RadioMentale « Ghost Track », 2010, 17mn
septembre 27, 2010GHOST TRACK (la piste fantôme)
Installation audiovisuelle, double projection vidéo (boucle de 16’27), son
Cette pièce audiovisuelle signée Radiomentale est composée à partir d’images, principalement de visages, tirés du cinéma muet, d’inspiration parfois fantastique et surréaliste, comme Nosferatu et Faust de Murnau, La chute de la maison Usher de Jean Epstein ou La coquille et le clergyman de Germaine Dulac. Le tout est destiné à être projeté de nuit, en plein air, sur le feuillage des arbres (comme dans les Jardins du Trocadéro à l’occasion de la Nuit Blanche 2010), ou sur une architecture urbaine.
Watch the left and right screen of the installation/Visionner les deux vidéos : écran droit et écran gauche.
Grâce à un montage privilégiant les effets de surimpressions et de ralentis, Radiomentale met en place une forme de récit ouvert et léthargique, une métafiction, un scénario brisé, ouvrant de nombreuses voies d’interprétation pour le spectateur (ce que le duo pratique déjà dans ses pièces purement sonores depuis la moitié des années 90).
La double projection met en forme ces tentatives de dialogues entre les personnages ainsi que les connexions possibles entre les différents espaces, les différents récits, figurés à l’image.

Installation « Ghost Track » de Radiomentale, projection sur les murs du quartier de Celleneuve, lors du Festival ZAT, Montpellier 2012.
Ici, des visages fantomatiques semblent communiquer à travers le temps et l’espace, des corps semblent prisonniers des limbes, un brouillard mystérieux envahit chacune des images, et deux musiciens, un joueur de guitare et une organiste, sont à l’évidence possédés par leur instrument et hantés par leurs mélodies. On évolue ici dans un univers qui évoque volontiers l’au-delà, la dimension chimérique des images, le registre des apparitions divines, la transmission de pensée, la connexion avec d’autres espaces temporels. Soient autant de thèmes qui ont marqué la fin du 19e et le début du 20e siècle, notamment l’ésotérisme et le symbolisme, et que l’on retrouve naturellement aujourd’hui dans le travail d’autres artistes contemporains.

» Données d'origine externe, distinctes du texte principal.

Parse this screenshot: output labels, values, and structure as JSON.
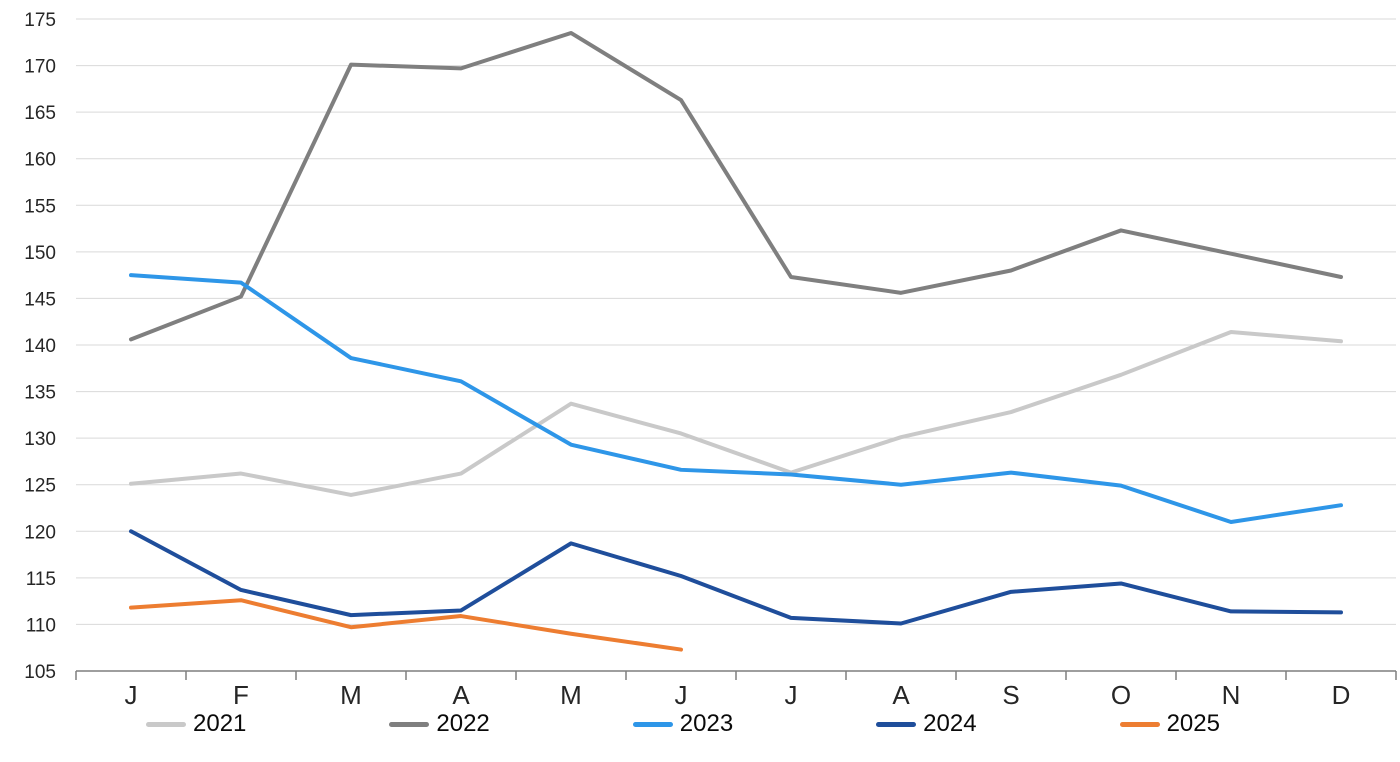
{
  "chart_data": {
    "type": "line",
    "title": "",
    "xlabel": "",
    "ylabel": "",
    "categories": [
      "J",
      "F",
      "M",
      "A",
      "M",
      "J",
      "J",
      "A",
      "S",
      "O",
      "N",
      "D"
    ],
    "y_axis": {
      "min": 105,
      "max": 175,
      "step": 5,
      "tick_labels": [
        "105",
        "110",
        "115",
        "120",
        "125",
        "130",
        "135",
        "140",
        "145",
        "150",
        "155",
        "160",
        "165",
        "170",
        "175"
      ]
    },
    "grid": true,
    "legend_position": "bottom",
    "series": [
      {
        "name": "2021",
        "color": "#C9C9C9",
        "values": [
          125.1,
          126.2,
          123.9,
          126.2,
          133.7,
          130.5,
          126.3,
          130.1,
          132.8,
          136.8,
          141.4,
          140.4
        ]
      },
      {
        "name": "2022",
        "color": "#7F7F7F",
        "values": [
          140.6,
          145.2,
          170.1,
          169.7,
          173.5,
          166.3,
          147.3,
          145.6,
          148.0,
          152.3,
          149.8,
          147.3
        ]
      },
      {
        "name": "2023",
        "color": "#2E96E8",
        "values": [
          147.5,
          146.7,
          138.6,
          136.1,
          129.3,
          126.6,
          126.1,
          125.0,
          126.3,
          124.9,
          121.0,
          122.8
        ]
      },
      {
        "name": "2024",
        "color": "#1F4E9B",
        "values": [
          120.0,
          113.7,
          111.0,
          111.5,
          118.7,
          115.2,
          110.7,
          110.1,
          113.5,
          114.4,
          111.4,
          111.3
        ]
      },
      {
        "name": "2025",
        "color": "#ED7D31",
        "values": [
          111.8,
          112.6,
          109.7,
          110.9,
          109.0,
          107.3
        ]
      }
    ]
  },
  "style_colors": {
    "gridline": "#D9D9D9",
    "axis_line": "#7F7F7F",
    "tick_text": "#262626",
    "background": "#FFFFFF"
  }
}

Au fond, le cinéma muet, avec ses images surgies d’un lointain passé, ses visages expressifs et blanchis par le maquillage, ses comédiens décédés depuis de longues années, constitue sans doute une forme moderne de nos histoires de fantômes d’hier. Les esprits errants en quête de rédemption ou de vengeance ne peuplent plus les châteaux mais hantent désormais nos écrans, que cela soit une salle de cinéma, un écran d’ordinateur ou de télévision. Rejouant indéfiniment la même scène et le même scénario, ces acteurs semblent prisonniers de leur destinée couchée sur la pellicule, sans posséder le moindre espoir de connaître une paix éternelle, ou une autre vie. A moins bien sûr d’être extraits ou détournés du scénario qui les attend, et d’être confrontés à de nouveaux personnages, ou de nouvelles situations.
On appelle en anglais « ghost track » ces morceaux malicieusement cachés à la fin d’un CD, que l’on découvre parfois après la diffusion du dernier titre de l’album, et après de longues minutes de silence. Lorsque l’auditeur laisse ainsi son CD sur la touche lecture, il est parfois ainsi surpris ou charmé par l’irruption inopinée d’une mélodie qui semble sortie de nulle part, ou du passé.
La bande-son qui accompagne ces images est composée par Radiomentale à partir de sons et de fréquences électroniques, de sons naturels retraités, d’échos lointains de pianos et d’orgue, ainsi que d’un sample d’une pièce de Philip Glass, dont les fragiles conditions d’enregistrement viennent renforcer le caractère flottant de l’ensemble.
Depuis ses origines et l’invention du Theremin, la musique électronique a d’ailleurs beaucoup à voir avec les idées de connexion et de transmission, de mémoire transmises à travers le temps, les ondes ou l’éther (chez les Anciens, l’éther est décrite comme un fluide subtil remplissant les espaces situés au-delà de l’atmosphère terrestre, et plus tard comme un fluide hypothétique, impondérable, élastique, que l’on regarde comme l’agent de transmission de la lumière et de l’électricité).
Le caractère immatériel de la musique, et plus encore de la musique électronique, ainsi que ses instruments alimentés par l’électricité, en font le médium rêvé pour matérialiser l’oubli, signifier l’absence et rappeler à notre esprit la mémoire des âmes oubliées.